We were sent down to Tweseldown where each tank squadron was equipped with a train. These trains all smelt of new paint - they must have been made almost overnight. Each train consisted of 17 flats, the end one of which had a removable bogey and jacks and a lot of railway sleepers stacked on it. And what happened was, if we were called upon, a locomotive would come to the siding where this train was waiting; the ramp would be lowered by removing the bogey and jacks and our tanks would climb up on to it. It would be jacked up again, the bogeys would be put back, the sleepers which had been put between the rails so that the tanks could swing themselves on the rails would be put back again on the flat, the crews would all get on the railway carriage at the end, and our tanks would steam off by train to meet the Germans wherever they might be landing.

We took the threat of invasion more seriously than most because we'd seen it actually happen in France. We'd seen the speed with which those Panzer divisions could hurtle across the countryside. Nobody at that time knew anything about the difficulty of seaborne landings. We always credited the Germans with being very clever in these things. We were sure that they could do it overnight. We expected that the Germans would land, the thinly spread out infantry on the beaches would withdraw and the Germans would establish a beachhead. We had to get there with our tanks before they broke out.

Private David Elliott
Royal Army Medical Corps

In Bognor Regis, I saw these rolls and rolls of barbed wire all along the front. There were stakes in the ground to stop tanks and they'd started erecting posts like giant pit props in the fields to stop the invasion gliders from landing.

Lieutenant Arthur Curtis
7th Field Company, Royal Engineers

I went around with a regimental commander, siting pillboxes. Then I would make a rendezvous with a building contractor, hand over the land, knock in a post to indicate the location required and the axis of the main loophole, and the contractor would sign the form and then he would get on with it. There were no formalities - it was very quick. But the pillboxes were very frail.

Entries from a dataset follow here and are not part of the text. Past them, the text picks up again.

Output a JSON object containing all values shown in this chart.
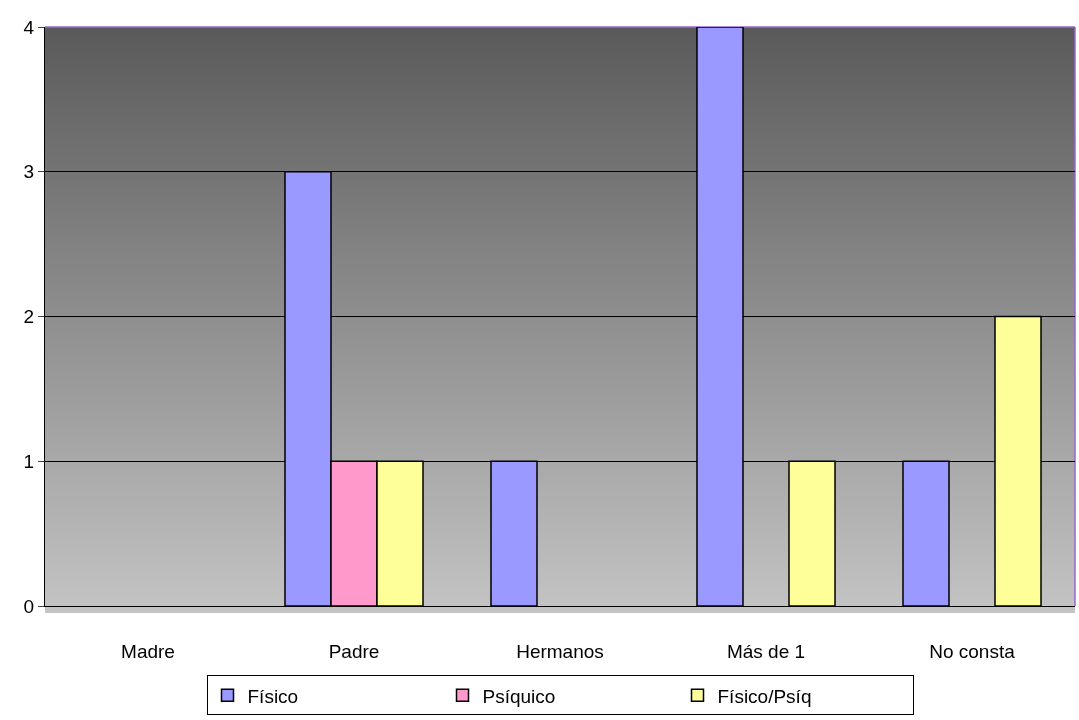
{
  "chart_data": {
    "type": "bar",
    "categories": [
      "Madre",
      "Padre",
      "Hermanos",
      "Más de 1",
      "No consta"
    ],
    "series": [
      {
        "name": "Físico",
        "color": "#9999ff",
        "values": [
          null,
          3,
          1,
          4,
          1
        ]
      },
      {
        "name": "Psíquico",
        "color": "#ff99cc",
        "values": [
          null,
          1,
          null,
          null,
          null
        ]
      },
      {
        "name": "Físico/Psíq",
        "color": "#ffff99",
        "values": [
          null,
          1,
          null,
          1,
          2
        ]
      }
    ],
    "ylim": [
      0,
      4
    ],
    "yticks": [
      0,
      1,
      2,
      3,
      4
    ],
    "grid": "y",
    "legend": "bottom"
  }
}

They were only brick with some concrete in between the bricks, and they wouldn't have stopped anything more than a bullet. But still, they were useful because they created a firing position, and they showed up on the air photographs and we know that when the Germans were planning Operation Sealion, they grossly overestimated the strength of the defences because they assumed that these were much stronger fortifications than they actually were.